By the way (and apropo of both yesterday's comments and Monty Python's Australian philosopher skit), do you mind if I call you Bruce?

http://www.youtube.com/watch?v=_f_p0CgPeyA

Clay Allard said...

Beau--
Why do you think that sociological ties are the strongest ties that bind the PC(USA) together?
I agree that some new centripetal force needs to form if the PC(USA) is to hold together, but I think Christ's presence and His hold on each of us is the only glue that will work in a pagan polyglot world.
It is the content of the experiences that we hold in common that binds us, not the experiences themselves.
Thanks for the paper-- it is thought-provoking history, but the page has turned, and the world we confront looks a lot more like 2nd century Rome than 20th century America.

Gruntled said...

Clay:

I agree with you, of course, that what ultimately holds the church together is the Holy Spirit and the content of our faith and practice. In the podcast I put the Great Commission front and center, before talking about organizational matters.

That said, I think the "post-Christendom" theme is overdrawn in the church. That should be the subject of a longer Sunday post (after I answer Witherspoon's critique).
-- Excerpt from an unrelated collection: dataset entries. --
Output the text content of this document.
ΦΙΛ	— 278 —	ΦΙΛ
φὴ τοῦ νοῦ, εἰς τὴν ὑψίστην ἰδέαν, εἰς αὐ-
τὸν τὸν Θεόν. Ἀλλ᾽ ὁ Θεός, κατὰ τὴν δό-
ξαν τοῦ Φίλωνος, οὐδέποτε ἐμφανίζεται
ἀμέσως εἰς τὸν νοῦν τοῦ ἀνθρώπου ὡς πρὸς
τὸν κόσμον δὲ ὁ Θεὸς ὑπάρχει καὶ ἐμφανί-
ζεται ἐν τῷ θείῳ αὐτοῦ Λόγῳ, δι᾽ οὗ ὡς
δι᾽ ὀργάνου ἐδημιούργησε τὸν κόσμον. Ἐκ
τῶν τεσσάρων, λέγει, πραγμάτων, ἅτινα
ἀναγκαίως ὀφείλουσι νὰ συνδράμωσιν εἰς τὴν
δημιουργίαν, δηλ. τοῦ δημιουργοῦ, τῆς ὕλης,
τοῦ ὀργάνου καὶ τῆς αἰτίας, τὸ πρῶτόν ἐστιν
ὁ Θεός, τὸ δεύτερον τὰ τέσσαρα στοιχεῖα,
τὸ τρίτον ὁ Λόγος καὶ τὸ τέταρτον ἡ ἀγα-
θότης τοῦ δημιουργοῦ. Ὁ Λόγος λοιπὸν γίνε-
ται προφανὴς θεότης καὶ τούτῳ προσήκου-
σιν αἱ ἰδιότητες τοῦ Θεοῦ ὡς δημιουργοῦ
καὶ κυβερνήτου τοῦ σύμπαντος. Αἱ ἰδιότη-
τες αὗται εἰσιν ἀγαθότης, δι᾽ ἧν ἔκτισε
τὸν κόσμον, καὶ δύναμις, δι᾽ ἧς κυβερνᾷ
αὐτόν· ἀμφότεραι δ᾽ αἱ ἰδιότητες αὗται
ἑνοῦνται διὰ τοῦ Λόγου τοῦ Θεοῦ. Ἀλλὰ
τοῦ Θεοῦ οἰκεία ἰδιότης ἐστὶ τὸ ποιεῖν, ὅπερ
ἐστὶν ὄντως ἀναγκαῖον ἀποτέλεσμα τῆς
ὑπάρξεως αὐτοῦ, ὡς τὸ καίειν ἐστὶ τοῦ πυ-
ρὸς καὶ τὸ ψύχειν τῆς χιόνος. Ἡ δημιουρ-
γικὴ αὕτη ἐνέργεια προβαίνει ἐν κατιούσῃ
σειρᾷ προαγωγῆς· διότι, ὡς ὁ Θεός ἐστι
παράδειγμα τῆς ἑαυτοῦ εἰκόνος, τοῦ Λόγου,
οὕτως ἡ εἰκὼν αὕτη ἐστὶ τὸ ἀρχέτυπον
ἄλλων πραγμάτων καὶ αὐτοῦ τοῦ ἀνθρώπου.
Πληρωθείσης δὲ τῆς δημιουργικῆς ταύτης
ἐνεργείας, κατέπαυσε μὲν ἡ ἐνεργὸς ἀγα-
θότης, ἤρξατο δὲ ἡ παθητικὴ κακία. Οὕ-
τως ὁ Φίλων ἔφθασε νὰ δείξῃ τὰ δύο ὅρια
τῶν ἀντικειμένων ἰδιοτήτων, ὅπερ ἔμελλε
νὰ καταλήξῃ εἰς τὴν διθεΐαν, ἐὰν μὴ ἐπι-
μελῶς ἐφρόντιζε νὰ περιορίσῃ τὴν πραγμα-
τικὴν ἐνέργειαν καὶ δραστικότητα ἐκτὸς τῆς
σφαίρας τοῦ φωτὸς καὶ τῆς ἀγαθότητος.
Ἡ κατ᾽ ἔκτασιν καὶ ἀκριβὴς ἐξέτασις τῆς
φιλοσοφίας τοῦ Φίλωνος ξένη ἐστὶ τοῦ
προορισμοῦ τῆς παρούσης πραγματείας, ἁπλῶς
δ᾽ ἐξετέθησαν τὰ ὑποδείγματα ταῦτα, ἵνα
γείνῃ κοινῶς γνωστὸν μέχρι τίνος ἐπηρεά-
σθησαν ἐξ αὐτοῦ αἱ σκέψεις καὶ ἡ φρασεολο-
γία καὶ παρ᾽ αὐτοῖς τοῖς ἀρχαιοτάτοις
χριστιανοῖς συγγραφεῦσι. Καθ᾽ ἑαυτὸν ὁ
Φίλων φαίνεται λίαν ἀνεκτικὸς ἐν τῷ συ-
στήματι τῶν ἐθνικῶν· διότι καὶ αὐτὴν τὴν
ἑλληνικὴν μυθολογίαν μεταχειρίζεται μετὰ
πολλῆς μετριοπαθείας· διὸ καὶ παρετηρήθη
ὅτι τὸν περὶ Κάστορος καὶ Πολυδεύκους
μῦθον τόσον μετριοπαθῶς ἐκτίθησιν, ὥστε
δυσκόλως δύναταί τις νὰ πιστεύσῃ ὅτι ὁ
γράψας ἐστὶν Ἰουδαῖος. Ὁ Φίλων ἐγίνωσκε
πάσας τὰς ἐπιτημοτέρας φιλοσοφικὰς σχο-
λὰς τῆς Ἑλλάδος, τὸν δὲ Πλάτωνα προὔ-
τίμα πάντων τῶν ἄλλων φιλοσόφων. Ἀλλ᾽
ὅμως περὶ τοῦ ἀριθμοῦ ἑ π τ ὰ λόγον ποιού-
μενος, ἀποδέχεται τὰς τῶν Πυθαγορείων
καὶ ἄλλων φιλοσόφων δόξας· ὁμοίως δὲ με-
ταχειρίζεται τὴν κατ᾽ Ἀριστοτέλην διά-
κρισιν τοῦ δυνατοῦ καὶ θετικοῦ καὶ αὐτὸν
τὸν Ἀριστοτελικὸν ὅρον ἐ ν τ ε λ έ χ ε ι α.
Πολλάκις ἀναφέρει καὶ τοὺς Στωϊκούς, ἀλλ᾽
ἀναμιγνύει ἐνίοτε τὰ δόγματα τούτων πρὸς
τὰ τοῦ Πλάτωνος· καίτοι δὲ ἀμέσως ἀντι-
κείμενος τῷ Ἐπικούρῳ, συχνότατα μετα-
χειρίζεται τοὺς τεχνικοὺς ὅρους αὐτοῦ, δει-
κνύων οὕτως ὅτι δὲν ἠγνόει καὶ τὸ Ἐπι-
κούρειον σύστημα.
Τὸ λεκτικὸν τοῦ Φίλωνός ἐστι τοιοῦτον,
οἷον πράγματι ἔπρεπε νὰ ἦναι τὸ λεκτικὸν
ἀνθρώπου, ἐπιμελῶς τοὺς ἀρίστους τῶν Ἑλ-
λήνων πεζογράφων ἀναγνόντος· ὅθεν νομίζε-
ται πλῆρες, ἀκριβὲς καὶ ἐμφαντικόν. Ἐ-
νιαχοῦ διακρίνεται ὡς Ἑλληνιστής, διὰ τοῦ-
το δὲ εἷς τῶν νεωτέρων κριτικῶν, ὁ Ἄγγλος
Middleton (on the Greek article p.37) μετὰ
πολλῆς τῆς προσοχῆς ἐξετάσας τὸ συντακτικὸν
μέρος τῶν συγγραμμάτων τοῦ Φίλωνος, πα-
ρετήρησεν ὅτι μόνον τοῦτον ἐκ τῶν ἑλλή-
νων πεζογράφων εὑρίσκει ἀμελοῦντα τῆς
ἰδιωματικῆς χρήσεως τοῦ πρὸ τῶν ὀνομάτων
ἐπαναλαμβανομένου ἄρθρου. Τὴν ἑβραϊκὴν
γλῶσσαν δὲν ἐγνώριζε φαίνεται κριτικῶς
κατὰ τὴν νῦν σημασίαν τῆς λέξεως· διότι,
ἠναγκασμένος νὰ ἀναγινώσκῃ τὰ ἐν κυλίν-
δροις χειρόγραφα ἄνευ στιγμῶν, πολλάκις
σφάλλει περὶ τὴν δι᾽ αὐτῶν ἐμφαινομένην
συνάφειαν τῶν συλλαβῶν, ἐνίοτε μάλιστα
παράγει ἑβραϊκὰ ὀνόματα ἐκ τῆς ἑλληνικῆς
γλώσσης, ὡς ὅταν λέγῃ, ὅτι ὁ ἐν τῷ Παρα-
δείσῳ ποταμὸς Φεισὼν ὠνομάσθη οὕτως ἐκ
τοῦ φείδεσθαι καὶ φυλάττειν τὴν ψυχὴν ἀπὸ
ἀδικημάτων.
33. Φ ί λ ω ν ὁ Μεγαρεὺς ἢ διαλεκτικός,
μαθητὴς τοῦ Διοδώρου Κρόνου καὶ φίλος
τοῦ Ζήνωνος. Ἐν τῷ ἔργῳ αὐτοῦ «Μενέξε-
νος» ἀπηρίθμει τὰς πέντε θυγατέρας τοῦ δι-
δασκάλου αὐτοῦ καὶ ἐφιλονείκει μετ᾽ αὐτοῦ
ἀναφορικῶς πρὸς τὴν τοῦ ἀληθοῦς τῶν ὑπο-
Halifax, the Australian philosophers have been on my mind, as I take my class and my son to Melbourne in a few weeks. I propose that we all be called Bruce. But not in front of the natives.

Clay Allard said...

If the centripetal force is confessional or spiritual, how do you justify the assumption that tall steeple pastors are the folks who have it?
Tall steeples are filled predominantly with F.I.P.'s (first initial pastors), folks who sociologially fit with their upper class W.A.S.P. surroundings. This is where the critique on historicity gains traction-- those tall steeples mostly became tall steeples in an era when the tribe of Anglo well-off people needed a church "mascot." That era is gone, especially in that particular tribe. Of all the people to lead the PC(USA) out of its current situation, tall steeples may be the LEAST qualified, not the most.
If spiritual strength is the measure, then there's going to have to be another way to identify those who are ready to lead.